5. Policy Board Model: John Carver, author of “Boards that Make a Difference,” developed the Policy Board Model, which quickly became a staple platform for nonprofits. The board gives a high level of trust and confidence to the CEO. The board has regular meetings with the CEO to get updates on the organization’s activities. Under this model, there are few standing committees. Board members should have a demonstrated commitment to the organization and be willing to grow in their knowledge and abilities regarding the organization. Many nonprofit organizations will adopt one main model, such as Carver’s Policy Board Model, and add one or more boards to round out the needs of the organization. For example, a health organization may form an advisory board to advise them and a charity board to work on fundraising. Religious organizations operate under different rules than other non-profits. Churches, faith missions, and other religious organizations may add a religious board, so that they may be better stewards of their organization’s assets.
*Corporate Governance Models
Adopting an appropriate governance model is only one step in setting the stage for good governance. Organizations need to establish guiding principles and policies for the organization, delegate responsibility and authority to individuals for enacting principles and policies, and identify a path for accountability. There are five notable corporate governance models in today’s business establishments:
1. Traditional Model: The Traditional Model is the oldest model for corporate governance. It’s a bit outdated by today’s standards, but it includes a useful template that continues to be used for establishing articles of incorporation. The Traditional Model gives legal responsibility to the collective board and the board speaks as one voice on all matters. The model identifies the structures, but the board outlines the processes as stated in the bylaws.
2. Carver Board Governance Model: As noted in the section on nonprofit models, the Carver Model works for nonprofit and for-profit organizations. The Carver Model places its focus on the “ends” of the organization’s purpose. This means the organization actively works towards what it needs to achieve or what it needs to do to put itself out of business. Within defined limits, the board gives the CEO the bulk of the responsibility for using the means to get to the ends.
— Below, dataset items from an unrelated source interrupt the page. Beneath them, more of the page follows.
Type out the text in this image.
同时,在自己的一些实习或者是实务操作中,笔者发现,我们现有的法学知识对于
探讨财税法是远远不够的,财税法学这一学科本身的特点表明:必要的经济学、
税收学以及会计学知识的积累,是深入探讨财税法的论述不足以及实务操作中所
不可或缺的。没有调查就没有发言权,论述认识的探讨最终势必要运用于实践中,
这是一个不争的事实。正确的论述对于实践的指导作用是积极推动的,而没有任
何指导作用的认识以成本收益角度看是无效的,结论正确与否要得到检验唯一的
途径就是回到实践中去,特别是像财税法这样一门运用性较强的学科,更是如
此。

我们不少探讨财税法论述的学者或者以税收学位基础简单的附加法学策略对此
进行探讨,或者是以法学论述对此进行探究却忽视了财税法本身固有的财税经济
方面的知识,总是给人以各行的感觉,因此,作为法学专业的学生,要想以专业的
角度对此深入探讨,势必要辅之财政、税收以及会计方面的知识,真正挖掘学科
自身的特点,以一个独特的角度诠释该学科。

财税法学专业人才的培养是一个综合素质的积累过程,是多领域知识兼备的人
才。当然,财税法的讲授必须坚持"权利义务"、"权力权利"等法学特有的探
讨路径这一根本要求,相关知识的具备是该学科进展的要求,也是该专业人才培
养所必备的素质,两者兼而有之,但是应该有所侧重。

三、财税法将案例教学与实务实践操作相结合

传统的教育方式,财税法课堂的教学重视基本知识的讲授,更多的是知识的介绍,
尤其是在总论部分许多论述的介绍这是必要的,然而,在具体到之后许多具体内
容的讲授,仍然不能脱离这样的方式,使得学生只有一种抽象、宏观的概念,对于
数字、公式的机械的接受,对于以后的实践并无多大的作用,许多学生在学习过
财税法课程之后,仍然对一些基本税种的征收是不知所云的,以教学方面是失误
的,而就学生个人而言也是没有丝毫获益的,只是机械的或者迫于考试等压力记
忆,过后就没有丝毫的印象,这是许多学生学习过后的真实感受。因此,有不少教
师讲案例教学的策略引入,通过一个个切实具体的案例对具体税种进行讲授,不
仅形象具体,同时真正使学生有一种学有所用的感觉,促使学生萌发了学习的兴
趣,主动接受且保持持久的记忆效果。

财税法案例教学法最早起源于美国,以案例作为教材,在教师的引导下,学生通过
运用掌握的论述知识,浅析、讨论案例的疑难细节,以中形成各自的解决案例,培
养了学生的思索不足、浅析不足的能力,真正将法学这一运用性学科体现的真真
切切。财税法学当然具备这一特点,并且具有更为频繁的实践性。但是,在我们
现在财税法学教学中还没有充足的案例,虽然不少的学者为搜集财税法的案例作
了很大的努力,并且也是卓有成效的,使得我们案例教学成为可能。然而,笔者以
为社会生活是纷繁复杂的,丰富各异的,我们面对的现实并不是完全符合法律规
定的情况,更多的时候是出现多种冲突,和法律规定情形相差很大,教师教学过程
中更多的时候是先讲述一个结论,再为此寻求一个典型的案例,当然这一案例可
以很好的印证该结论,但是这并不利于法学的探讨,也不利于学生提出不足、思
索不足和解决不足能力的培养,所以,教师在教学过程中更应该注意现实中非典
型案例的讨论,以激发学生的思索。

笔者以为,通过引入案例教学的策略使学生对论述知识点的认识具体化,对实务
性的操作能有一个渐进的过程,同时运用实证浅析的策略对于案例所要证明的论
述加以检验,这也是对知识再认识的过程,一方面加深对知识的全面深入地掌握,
3. Cortex Board Governance Model: The Cortex Model is a model that focuses on the value that the organization brings to the community. The board defines the standards, expectations, and performance outcomes according to the aspiration of the organization. Clarifying and setting outcomes to achieve success become the primary duties of the board under this model.
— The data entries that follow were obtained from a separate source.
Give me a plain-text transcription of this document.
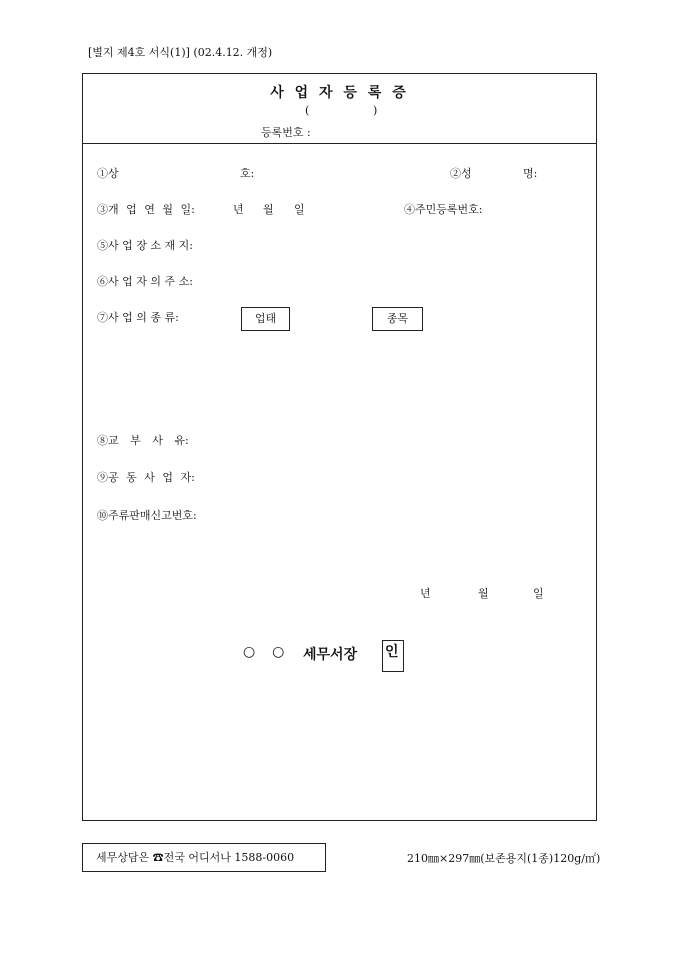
[별지 제4호 서식(1)] (02.4.12. 개정)
사 업 자 등 록 증
(	)
등록번호 :
①상	호:	②성	명:
③개 업 연 월 일:	년 월 일	④주민등록번호:
⑤사 업 장 소 재 지:
⑥사 업 자 의 주 소:
⑦사 업 의 종 류:	업태	종목
⑧교 부 사 유:
⑨공 동 사 업 자:
⑩주류판매신고번호:
년	월	일
○ ○ 세무서장 인
세무상담은 ☎전국 어디서나 1588-0060	210㎜×297㎜(보존용지(1종)120g/㎡)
4. Consensus Board Governance Model: The Consensus, or Process Model, is a form of the Cooperative Model that nonprofit organizations use. It gives all board members an equal vote, equal responsibility, and equal liability. The Consensus Model is appropriate for corporations without major shareholders.
5. Competency Board Governance Model: A corporate board that is interested in developing the knowledge and skills of the board members will benefit from the Competency Model, a model that focuses on communication, trust, and relationships to improve overall board performance. The organization’s bylaws do the work of outlining practices and strategies.
While many board governance models can be used for either nonprofit or for-profit entities, depending upon the needs of the organization, certain types of models may be amenable to nonprofit organizations, while other models are more amenable to for-profit organizations. It’s common for boards to adopt a combination of board governance models that cater to the features of the organization and the composition of the board.